I recently read and enjoyed Cody J. Shakespeare and Jason H. Steffen’s effervescent “Day and Night: Habitability of Tidally Locked Planets with Sporadic Rotation.” They explain that potentially habitable planets orbiting red dwarf stars would need to be close enough to their suns that tide locking—explanation here—would be inevitable. Red dwarfs being the most common type of stars, it follows that tide-locked worlds could be the most common variety of potentially habitable worlds. The traditional view is that libration aside, a tide-locked world’s orientation with respect to its sun would be very stable over long periods. Thus the old notion that all the volatiles would inevitably solidify and precipitate onto the forever night side (not actually the case, as even a thin atmosphere can transfer heat surprisingly well).
Shakespeare and Steffen’s model suggests that under certain conditions, tide-locked worlds can “flip,” reorienting themselves so that what was once in night is now in day, and what was formerly illuminated is now in shadow. This would be accompanied by extraordinary climate change. Even more impressively, it would occur over what are short time scales, even by human standards.

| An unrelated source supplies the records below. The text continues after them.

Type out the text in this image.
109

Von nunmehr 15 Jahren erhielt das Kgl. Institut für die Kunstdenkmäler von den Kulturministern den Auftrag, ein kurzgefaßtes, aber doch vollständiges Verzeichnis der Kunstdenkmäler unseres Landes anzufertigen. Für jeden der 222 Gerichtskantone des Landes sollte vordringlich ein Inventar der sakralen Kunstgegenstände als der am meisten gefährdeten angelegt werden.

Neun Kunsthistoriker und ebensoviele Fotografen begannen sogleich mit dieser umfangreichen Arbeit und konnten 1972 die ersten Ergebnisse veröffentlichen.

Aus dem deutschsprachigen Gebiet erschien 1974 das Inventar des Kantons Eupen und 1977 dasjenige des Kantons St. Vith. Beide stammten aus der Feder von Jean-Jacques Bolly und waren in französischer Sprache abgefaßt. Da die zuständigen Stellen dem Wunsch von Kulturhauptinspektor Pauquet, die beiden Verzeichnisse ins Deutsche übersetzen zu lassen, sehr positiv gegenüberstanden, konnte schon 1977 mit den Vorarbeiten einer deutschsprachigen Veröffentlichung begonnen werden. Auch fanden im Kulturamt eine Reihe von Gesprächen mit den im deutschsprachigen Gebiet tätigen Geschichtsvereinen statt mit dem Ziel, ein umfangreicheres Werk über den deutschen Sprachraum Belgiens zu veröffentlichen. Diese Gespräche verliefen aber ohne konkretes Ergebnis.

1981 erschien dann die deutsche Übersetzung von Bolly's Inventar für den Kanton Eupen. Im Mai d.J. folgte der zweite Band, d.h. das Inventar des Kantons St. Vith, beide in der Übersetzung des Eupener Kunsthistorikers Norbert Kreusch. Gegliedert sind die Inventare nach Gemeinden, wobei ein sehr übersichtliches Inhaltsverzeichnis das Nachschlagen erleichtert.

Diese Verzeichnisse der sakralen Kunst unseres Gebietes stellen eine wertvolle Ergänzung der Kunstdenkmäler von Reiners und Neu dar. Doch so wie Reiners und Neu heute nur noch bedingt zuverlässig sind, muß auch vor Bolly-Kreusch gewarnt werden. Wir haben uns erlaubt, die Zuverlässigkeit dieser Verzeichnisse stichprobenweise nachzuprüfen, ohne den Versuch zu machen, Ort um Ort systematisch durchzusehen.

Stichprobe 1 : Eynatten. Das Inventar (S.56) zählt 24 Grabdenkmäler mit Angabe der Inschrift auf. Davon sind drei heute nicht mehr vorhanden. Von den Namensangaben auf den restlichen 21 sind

While this is terrible news for anyone living on a world orbiting a red dwarf—particularly if they don’t want to adapt their agriculture from Saharan heat to Antarctic cold overnight—this sort of process is a godsend for SF authors. All one needs to do is plant a human community on such a world (perhaps because the humans no longer believe in due diligence, because they were defrauded, or because they had no choice), orchestrate a flip and watch plot ensue. It practically writes itself. Or it will, once news of the paper percolates through the SF community.